Kennedy's concern over the weakness of his coalition had prompted him to seek the confidence of the New York leagal and banking establishment, but also led him to reach for support amongst the formally pro-Nixon camp. In October 1961 McCone, a new rich and ultra-conservative shipbuilder from California, was appointed head of the CIA. McCone had been Secretary of the Air Force under Truman, chairman of the Energy Commission under Eisenhower, and had directorships in California banking and later also joined the ITT board. Kennedy chose McCone, according to Hillsman, 'to make the conservatives in business, in industry, the military, and Congress feel that their foreign and defense policy interests would be represented.

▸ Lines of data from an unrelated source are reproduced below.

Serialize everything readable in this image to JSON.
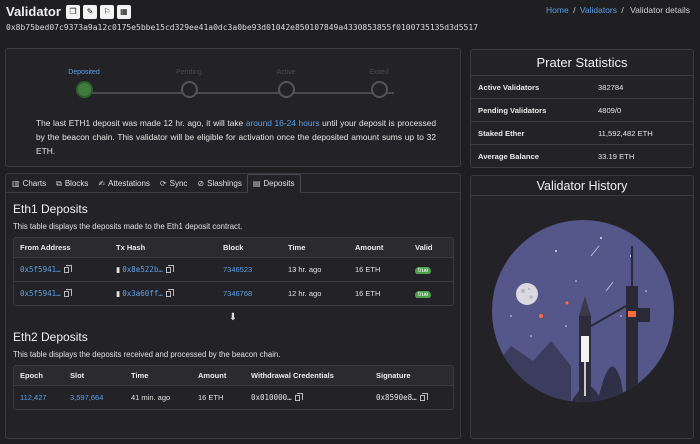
{
  "header": {
    "title": "Validator",
    "pubkey": "0x8b75bed07c9373a9a12c0175e5bbe15cd329ee41a0dc3a0be93d01042e850107849a4330853855f0100735135d3d5517",
    "breadcrumb": {
      "home": "Home",
      "sep1": "/",
      "validators": "Validators",
      "sep2": "/",
      "current": "Validator details"
    }
  },
  "status": {
    "steps": [
      {
        "label": "Deposited",
        "state": "done"
      },
      {
        "label": "Pending",
        "state": "todo"
      },
      {
        "label": "Active",
        "state": "todo"
      },
      {
        "label": "Exited",
        "state": "todo"
      }
    ],
    "message_pre": "The last ETH1 deposit was made 12 hr. ago, it will take ",
    "message_link": "around 16-24 hours",
    "message_post": " until your deposit is processed by the beacon chain. This validator will be eligible for activation once the deposited amount sums up to 32 ETH."
  },
  "stats": {
    "title": "Prater Statistics",
    "rows": [
      {
        "label": "Active Validators",
        "value": "382784"
      },
      {
        "label": "Pending Validators",
        "value": "4809/0"
      },
      {
        "label": "Staked Ether",
        "value": "11,592,482 ETH"
      },
      {
        "label": "Average Balance",
        "value": "33.19 ETH"
      }
    ]
  },
  "tabs": [
    {
      "label": "Charts",
      "icon": "chart-icon"
    },
    {
      "label": "Blocks",
      "icon": "cubes-icon"
    },
    {
      "label": "Attestations",
      "icon": "file-signature-icon"
    },
    {
      "label": "Sync",
      "icon": "sync-icon"
    },
    {
      "label": "Slashings",
      "icon": "slash-icon"
    },
    {
      "label": "Deposits",
      "icon": "wallet-icon"
    }
  ],
  "eth1": {
    "title": "Eth1 Deposits",
    "desc": "This table displays the deposits made to the Eth1 deposit contract.",
    "columns": [
      "From Address",
      "Tx Hash",
      "Block",
      "Time",
      "Amount",
      "Valid"
    ],
    "rows": [
      {
        "from": "0x5f5941…",
        "tx": "0x8e522b…",
        "block": "7346523",
        "time": "13 hr. ago",
        "amount": "16 ETH",
        "valid": "true"
      },
      {
        "from": "0x5f5941…",
        "tx": "0x3a60ff…",
        "block": "7346768",
        "time": "12 hr. ago",
        "amount": "16 ETH",
        "valid": "true"
      }
    ]
  },
  "eth2": {
    "title": "Eth2 Deposits",
    "desc": "This table displays the deposits received and processed by the beacon chain.",
    "columns": [
      "Epoch",
      "Slot",
      "Time",
      "Amount",
      "Withdrawal Credentials",
      "Signature"
    ],
    "rows": [
      {
        "epoch": "112,427",
        "slot": "3,597,664",
        "time": "41 min. ago",
        "amount": "16 ETH",
        "withdrawal": "0x010000…",
        "signature": "0x8590e8…"
      }
    ]
  },
  "history": {
    "title": "Validator History"
  },
  "colors": {
    "accent": "#5aa0e6",
    "success": "#3f7b3c",
    "badge": "#4e9d4d",
    "background": "#1f1e21",
    "panel": "#232226"
  }
}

On the other hand, the recruitment of support from the new rich did not negate the liberal element in the Kennedy administration. Prominent among those continuing to keep the President and his 'leftist' associates under fire was Texas oil millionaire H.L. Hunt. Of Hunt, Lundberg writes that 'the violence of the diatribes in his subsidized radio programs - carried to 331 . . . stations - led many observers to see them as having at least helped nurture the mood for the assassination of President Kennedy'. Of ]ohnson, on the other hand, Hunt in 1964 said that he 'wouldn't mind seeing him in there for three terms'. 77 If in the meantime the Vietnam war had not been decided upon by the remaining liberals in Washington, this wish might well have been fulfilled.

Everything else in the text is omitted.